The Government have also introduced a range of other support to help young people entering education, including care leavers. It includes fee remission and help with other costs, such as books and travel, for all young people. Tuition costs for first level 2 or 3 qualifications will be met in full for all young people up to the age of 25. Financial help is available through adult learning grants, and learner support is offered based on the needs of the individual. Priority is given to the most disadvantaged, and those in care are identified as one of the priority groups for that learner support. In addition, where a former relevant child is in full-time further or higher education, sections 23C and 24B of the Children Act 1989 enable local authorities to provide suitable accommodation during the vacation or pay the young person enough to enable them to secure their own accommodation.
I understand and appreciate the hon. Lady’s concerns and the sentiment behind the amendments. I hope that the Committee will understand that the Government are committed to providing support for care leavers in a range of education and training, but we must also recognise the situation regarding care leavers’ access to higher education. Only 6 per cent. of care leavers aged 19, as the hon. Lady said, are in higher education, and that figure has remained largely unchanged for a number of years. I think that we would all agree that that is not acceptable.
The work undertaken on the “Care Matters” Green and White Papers revealed clear evidence that looked-after children face significant additional barriers to higher education. For example, they finish higher education with an average of £2,000 more debt than their peers. During the consultation, children and young people said that many care leavers are put off higher education by the belief that they will not be able to meet the additional costs involved. Some 83 per cent. of young people at consultation events for the National Children’s Bureau “What Makes the Difference?” Green Paper thought that the £2,000 bursary for higher education was a very good idea, and I am sure that Committee members agree. Some 73 per cent. thought that it would encourage more young people in care to go on to higher education.
Although I understand the hon. Lady’s motivation, I hope that she will accept my reassurance that we are committed to supporting care leavers in further education and training, including apprenticeships; and that that she will recognise that the clause acknowledges the unique position of care leavers who enter higher education. The evidence is clear about the specific support that they need to encourage them to take up higher education without incurring additional debt. I hope that she will agree to withdraw her amendment and support the clause.
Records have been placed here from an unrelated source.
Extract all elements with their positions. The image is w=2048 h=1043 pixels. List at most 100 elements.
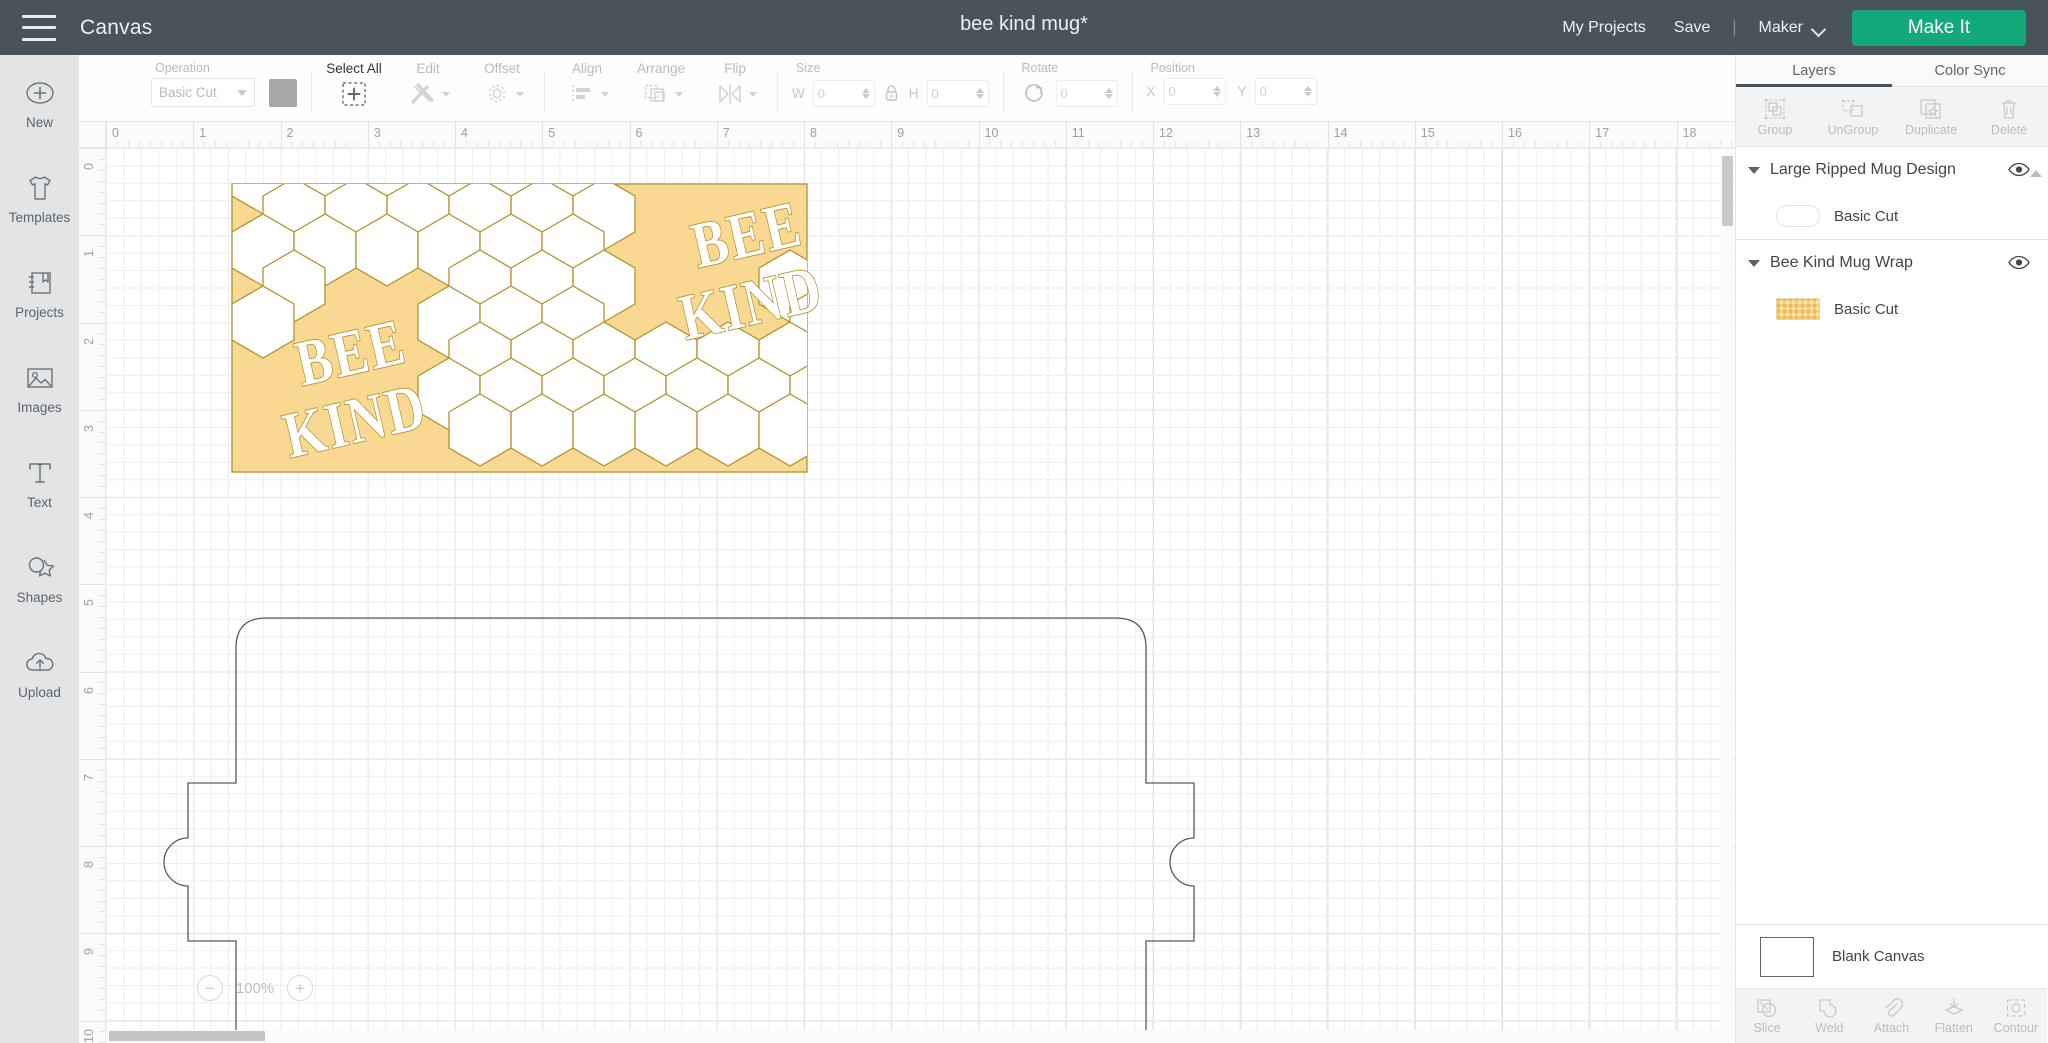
align-button[interactable]: Align bbox=[559, 61, 615, 109]
select-all-button[interactable]: Select All bbox=[326, 61, 382, 109]
shapes-icon bbox=[23, 551, 57, 585]
layer-child-row[interactable]: Basic Cut bbox=[1736, 286, 2048, 332]
ruler-tick bbox=[1676, 122, 1678, 147]
mug-wrap-outline bbox=[163, 617, 1195, 1043]
chevron-down-icon[interactable] bbox=[1748, 259, 1760, 267]
arrange-button[interactable]: Arrange bbox=[633, 61, 689, 109]
canvas-area[interactable]: 0 1 2 3 4 5 6 7 8 9 10 11 12 13 14 15 16 17 18 01234567891… bbox=[79, 122, 1735, 1043]
hamburger-icon[interactable] bbox=[22, 14, 56, 41]
my-projects-link[interactable]: My Projects bbox=[1548, 19, 1660, 37]
ruler-subtick bbox=[1698, 141, 1700, 147]
slice-button[interactable]: Slice bbox=[1736, 989, 1798, 1043]
ruler-subtick bbox=[215, 141, 217, 147]
panel-scroll-up-arrow[interactable] bbox=[2030, 170, 2042, 177]
ruler-tick bbox=[1153, 122, 1154, 147]
canvas-vertical-scroll-thumb[interactable] bbox=[1722, 156, 1733, 226]
zoom-controls: − 100% + bbox=[197, 975, 313, 1001]
delete-button[interactable]: Delete bbox=[1970, 87, 2048, 146]
zoom-out-button[interactable]: − bbox=[197, 975, 223, 1001]
ruler-tick bbox=[1502, 122, 1503, 147]
ruler-label: 5 bbox=[548, 126, 556, 140]
duplicate-label: Duplicate bbox=[1904, 122, 1958, 137]
ruler-subtick bbox=[99, 889, 105, 891]
ruler-tick bbox=[978, 122, 980, 147]
eye-icon[interactable] bbox=[2008, 255, 2030, 271]
ruler-label: 15 bbox=[1420, 126, 1435, 140]
ruler-subtick bbox=[345, 141, 347, 147]
lock-icon[interactable] bbox=[879, 78, 905, 108]
ruler-subtick bbox=[1262, 141, 1264, 147]
ruler-subtick bbox=[967, 141, 969, 147]
sidebar-item-upload[interactable]: Upload bbox=[0, 625, 79, 720]
tab-color-sync[interactable]: Color Sync bbox=[1892, 55, 2048, 86]
zoom-in-button[interactable]: + bbox=[287, 975, 313, 1001]
group-button[interactable]: Group bbox=[1736, 87, 1814, 146]
flip-label: Flip bbox=[724, 61, 746, 76]
operation-color-swatch[interactable] bbox=[269, 78, 297, 107]
ruler-subtick bbox=[847, 141, 849, 147]
ruler-subtick bbox=[509, 141, 511, 147]
layer-child-row[interactable]: Basic Cut bbox=[1736, 193, 2048, 239]
ruler-subtick bbox=[99, 257, 105, 259]
sidebar-item-new[interactable]: New bbox=[0, 55, 79, 150]
operation-dropdown[interactable]: Basic Cut bbox=[151, 78, 255, 107]
ruler-tick bbox=[79, 235, 105, 237]
ungroup-button[interactable]: UnGroup bbox=[1814, 87, 1892, 146]
ruler-subtick bbox=[771, 141, 773, 147]
canvas-grid[interactable]: BEE KIND BEE KIND bbox=[106, 148, 1735, 1043]
layer-group-row[interactable]: Large Ripped Mug Design bbox=[1736, 147, 2048, 193]
ruler-subtick bbox=[1654, 141, 1656, 147]
ruler-subtick bbox=[99, 660, 105, 662]
ruler-subtick bbox=[1316, 141, 1318, 147]
blank-canvas-swatch[interactable] bbox=[1760, 936, 1814, 977]
ruler-subtick bbox=[99, 540, 105, 542]
machine-selector[interactable]: Maker bbox=[1745, 19, 1832, 37]
ruler-tick bbox=[79, 584, 105, 586]
offset-button[interactable]: Offset bbox=[474, 61, 530, 109]
x-position-value: 0 bbox=[1168, 84, 1176, 99]
edit-button[interactable]: Edit bbox=[400, 61, 456, 109]
canvas-material-row[interactable]: Blank Canvas bbox=[1736, 924, 2047, 988]
rotate-stepper[interactable] bbox=[1104, 87, 1113, 99]
y-position-input[interactable]: 0 bbox=[1254, 78, 1317, 105]
ruler-subtick bbox=[99, 693, 105, 695]
width-input[interactable]: 0 bbox=[812, 79, 875, 107]
sidebar-item-images[interactable]: Images bbox=[0, 340, 79, 435]
eye-icon[interactable] bbox=[2008, 162, 2030, 178]
layer-group-title: Bee Kind Mug Wrap bbox=[1770, 254, 1913, 271]
attach-button[interactable]: Attach bbox=[1860, 989, 1922, 1043]
save-button[interactable]: Save bbox=[1660, 19, 1724, 37]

I certainly support the clause. It is important. I am, of course, rather disappointed by the Minister’s reply, because it is important to identify additional areas where care leavers need support. I appreciate the point about the personal adviser. We hope that the many measures to support young people as they go through school will help to improve the situation, and that the percentage of looked-after children who are not in education, employment or training will be monitored. With that comment, I beg to ask leave to withdraw the amendment.